Make Time – Take Time

Make Time to Take Time

When we make time to take time, we empower ourselves to take action that leads to a more peaceful presence. In other words, our mood becomes a byproduct of our actions and decisions.

But, what does this actually mean? If you’ve known me at all, you know that I like things to be both accessible and actionable. Making time to take time looks like this:

Carving out 15 minutes in the morning to sip your tea or coffee from a favorite mug, while listening to music, an audiobook or a podcast.

Setting aside 10 minutes a day before bed for private quiet time. It can be meditation, or a spa-like ritual of pampering your skin. (Lately, I’ve been focusing on my feet, and boy does that 10-minute massage feel good!)

Planning 15 minutes ahead of schedule when you have an event to go to, so that you arrive feeling relaxed and excited, rather than rushed and frazzled.

Choosing to sit down and eat your dinner at the table with nice plates and silverware, and savoring every bite, even if you’ve ordered in.

Ordering in! Even the best cooks need a break. Ordering in is a simple indulgence that allows you to reclaim at least 30 minutes that would have been spent cooking.

As you can see from the list, it’s all about being deliberate with our time. Our society has a tendency to glorify being “busy” – but there’s no trophy for feeling frazzled and stressed.
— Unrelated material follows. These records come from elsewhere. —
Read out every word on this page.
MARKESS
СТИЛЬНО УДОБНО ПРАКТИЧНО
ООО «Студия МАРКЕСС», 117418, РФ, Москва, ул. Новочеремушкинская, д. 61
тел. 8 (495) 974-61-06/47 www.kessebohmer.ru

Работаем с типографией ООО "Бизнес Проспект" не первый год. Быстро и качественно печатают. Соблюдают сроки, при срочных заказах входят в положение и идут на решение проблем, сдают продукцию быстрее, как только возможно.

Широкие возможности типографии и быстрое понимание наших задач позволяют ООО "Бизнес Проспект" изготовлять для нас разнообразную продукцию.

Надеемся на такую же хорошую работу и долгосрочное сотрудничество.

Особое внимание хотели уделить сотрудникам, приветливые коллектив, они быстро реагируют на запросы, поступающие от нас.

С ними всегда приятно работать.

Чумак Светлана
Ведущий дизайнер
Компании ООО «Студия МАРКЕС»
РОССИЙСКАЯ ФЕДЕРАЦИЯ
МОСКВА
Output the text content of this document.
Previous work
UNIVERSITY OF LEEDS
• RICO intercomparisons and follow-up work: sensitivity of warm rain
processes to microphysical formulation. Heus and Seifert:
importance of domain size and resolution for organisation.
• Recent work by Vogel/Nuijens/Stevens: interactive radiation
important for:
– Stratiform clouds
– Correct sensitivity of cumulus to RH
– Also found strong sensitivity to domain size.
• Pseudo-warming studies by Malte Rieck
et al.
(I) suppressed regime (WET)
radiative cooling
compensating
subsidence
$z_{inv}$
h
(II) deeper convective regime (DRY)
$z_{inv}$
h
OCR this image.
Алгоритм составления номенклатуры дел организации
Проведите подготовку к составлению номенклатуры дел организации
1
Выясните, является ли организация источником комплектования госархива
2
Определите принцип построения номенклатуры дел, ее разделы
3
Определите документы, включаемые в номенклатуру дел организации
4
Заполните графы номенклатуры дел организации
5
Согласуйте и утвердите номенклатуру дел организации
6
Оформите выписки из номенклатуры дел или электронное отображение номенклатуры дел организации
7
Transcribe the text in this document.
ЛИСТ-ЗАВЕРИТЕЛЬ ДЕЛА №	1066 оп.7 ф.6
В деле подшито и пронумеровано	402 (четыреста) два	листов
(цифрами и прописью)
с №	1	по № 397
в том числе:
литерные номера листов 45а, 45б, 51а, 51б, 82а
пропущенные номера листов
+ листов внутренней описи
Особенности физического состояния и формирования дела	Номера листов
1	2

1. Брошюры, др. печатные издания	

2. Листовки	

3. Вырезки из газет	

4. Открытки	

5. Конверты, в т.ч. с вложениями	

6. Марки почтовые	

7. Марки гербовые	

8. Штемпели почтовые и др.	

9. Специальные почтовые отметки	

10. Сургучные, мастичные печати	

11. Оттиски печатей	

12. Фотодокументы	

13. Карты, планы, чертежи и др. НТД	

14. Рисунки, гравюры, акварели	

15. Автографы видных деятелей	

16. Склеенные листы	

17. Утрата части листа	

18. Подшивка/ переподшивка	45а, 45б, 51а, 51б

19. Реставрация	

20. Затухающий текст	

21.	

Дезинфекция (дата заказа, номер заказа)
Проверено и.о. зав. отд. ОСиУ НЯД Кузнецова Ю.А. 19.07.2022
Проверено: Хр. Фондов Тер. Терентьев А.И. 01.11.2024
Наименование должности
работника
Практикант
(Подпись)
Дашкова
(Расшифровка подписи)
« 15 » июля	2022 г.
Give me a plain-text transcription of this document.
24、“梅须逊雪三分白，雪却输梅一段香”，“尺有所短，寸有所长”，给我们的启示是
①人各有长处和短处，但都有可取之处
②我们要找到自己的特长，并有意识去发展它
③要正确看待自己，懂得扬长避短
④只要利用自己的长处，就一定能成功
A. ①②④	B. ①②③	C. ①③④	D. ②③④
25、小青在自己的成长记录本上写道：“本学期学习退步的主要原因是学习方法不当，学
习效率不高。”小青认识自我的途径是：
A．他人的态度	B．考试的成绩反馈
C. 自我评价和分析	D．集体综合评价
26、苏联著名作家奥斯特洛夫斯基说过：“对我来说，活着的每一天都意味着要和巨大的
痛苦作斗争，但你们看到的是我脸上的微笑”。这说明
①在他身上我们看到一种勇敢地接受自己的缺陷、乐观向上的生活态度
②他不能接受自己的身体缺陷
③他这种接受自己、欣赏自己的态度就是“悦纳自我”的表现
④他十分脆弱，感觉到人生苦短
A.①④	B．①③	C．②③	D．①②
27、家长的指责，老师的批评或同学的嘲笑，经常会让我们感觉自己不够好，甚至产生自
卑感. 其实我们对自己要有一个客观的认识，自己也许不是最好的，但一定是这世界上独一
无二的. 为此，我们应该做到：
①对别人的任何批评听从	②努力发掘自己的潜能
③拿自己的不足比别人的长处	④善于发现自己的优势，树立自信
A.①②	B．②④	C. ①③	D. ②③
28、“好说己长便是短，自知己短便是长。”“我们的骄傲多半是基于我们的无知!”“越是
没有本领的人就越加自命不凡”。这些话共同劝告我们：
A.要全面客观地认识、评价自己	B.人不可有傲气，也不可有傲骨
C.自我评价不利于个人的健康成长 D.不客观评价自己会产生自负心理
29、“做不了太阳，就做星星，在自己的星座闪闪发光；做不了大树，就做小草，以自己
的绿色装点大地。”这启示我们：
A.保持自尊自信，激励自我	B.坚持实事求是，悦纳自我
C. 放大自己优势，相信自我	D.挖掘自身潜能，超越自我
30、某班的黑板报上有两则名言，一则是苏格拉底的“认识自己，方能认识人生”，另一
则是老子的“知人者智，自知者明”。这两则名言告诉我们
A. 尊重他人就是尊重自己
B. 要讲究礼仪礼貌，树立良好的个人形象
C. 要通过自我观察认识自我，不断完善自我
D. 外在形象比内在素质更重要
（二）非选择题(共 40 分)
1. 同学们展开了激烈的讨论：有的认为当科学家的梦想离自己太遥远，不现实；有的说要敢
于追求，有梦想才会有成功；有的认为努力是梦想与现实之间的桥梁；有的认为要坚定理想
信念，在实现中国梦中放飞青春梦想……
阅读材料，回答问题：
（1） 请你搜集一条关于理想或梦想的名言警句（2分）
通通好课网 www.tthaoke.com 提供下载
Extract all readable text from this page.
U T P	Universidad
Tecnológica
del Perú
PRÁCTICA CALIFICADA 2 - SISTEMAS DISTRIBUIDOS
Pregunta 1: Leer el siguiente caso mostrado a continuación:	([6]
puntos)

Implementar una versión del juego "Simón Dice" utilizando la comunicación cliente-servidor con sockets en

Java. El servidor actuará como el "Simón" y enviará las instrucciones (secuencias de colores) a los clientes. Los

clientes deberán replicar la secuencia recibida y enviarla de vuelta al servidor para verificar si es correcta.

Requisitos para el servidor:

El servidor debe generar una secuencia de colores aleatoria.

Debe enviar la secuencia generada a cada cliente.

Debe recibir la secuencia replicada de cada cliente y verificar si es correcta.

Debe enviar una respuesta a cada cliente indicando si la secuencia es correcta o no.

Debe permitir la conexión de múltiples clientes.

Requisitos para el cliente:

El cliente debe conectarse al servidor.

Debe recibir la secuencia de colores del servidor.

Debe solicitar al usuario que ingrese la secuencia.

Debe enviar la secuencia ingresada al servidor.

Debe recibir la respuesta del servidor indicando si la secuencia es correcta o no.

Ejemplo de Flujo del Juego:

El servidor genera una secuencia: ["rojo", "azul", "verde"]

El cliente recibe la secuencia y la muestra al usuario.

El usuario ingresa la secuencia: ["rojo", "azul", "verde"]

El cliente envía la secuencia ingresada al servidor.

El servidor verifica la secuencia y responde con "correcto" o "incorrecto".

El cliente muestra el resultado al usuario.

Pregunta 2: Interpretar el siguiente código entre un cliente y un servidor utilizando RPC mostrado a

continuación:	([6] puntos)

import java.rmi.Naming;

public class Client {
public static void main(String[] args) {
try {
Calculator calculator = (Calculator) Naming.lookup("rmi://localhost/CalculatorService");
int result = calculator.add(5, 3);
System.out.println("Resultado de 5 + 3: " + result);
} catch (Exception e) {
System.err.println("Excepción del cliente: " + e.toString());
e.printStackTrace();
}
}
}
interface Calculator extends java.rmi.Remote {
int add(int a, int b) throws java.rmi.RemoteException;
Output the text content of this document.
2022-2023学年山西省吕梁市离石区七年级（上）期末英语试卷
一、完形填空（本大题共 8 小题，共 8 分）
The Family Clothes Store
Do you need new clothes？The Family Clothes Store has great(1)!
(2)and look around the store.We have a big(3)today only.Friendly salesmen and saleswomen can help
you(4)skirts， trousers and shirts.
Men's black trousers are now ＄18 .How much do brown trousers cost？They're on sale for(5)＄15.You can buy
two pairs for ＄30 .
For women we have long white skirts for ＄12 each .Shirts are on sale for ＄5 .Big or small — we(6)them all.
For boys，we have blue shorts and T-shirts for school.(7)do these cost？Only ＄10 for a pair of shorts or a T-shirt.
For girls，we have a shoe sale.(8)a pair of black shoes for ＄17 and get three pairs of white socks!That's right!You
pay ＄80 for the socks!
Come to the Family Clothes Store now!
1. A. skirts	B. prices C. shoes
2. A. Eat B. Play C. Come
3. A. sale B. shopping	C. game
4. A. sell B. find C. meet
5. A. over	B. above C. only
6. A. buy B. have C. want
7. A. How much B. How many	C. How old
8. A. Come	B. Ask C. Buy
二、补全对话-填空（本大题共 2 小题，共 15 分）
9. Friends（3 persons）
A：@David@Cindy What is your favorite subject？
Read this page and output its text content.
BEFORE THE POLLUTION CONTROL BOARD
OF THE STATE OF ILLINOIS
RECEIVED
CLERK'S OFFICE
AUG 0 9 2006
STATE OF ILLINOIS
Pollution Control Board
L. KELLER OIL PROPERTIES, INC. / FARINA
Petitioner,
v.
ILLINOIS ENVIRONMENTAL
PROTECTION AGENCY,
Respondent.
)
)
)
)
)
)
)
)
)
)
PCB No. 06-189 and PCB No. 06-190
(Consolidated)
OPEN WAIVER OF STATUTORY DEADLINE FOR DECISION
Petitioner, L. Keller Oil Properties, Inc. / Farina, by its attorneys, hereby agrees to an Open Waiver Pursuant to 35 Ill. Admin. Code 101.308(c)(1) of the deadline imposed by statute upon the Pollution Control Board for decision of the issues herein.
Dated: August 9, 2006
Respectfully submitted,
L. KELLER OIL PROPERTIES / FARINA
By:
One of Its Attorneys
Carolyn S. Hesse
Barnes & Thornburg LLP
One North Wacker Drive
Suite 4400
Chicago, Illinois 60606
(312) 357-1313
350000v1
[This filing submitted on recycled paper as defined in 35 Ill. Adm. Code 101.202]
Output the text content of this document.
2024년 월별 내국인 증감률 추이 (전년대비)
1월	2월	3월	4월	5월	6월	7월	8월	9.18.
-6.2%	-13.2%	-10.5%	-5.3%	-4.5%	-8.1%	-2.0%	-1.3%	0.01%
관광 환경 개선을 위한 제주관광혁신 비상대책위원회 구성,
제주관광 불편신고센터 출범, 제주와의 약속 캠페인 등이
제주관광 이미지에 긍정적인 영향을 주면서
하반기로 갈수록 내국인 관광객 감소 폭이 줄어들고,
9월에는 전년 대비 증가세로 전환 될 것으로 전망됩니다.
Typically, there’s only exhaustion and frustration, and nobody likes that.

So, in order to shift your attitude from one of grumbling through the aisles to one of quiet joy in accomplishing your everyday tasks (including attending numerous holiday events), instead of choosing your mood it might be easier to choose how you spend your time. We do this by carving out little snippets of time in our day to create moments of pleasure, joy, or peace. It really does make all the difference.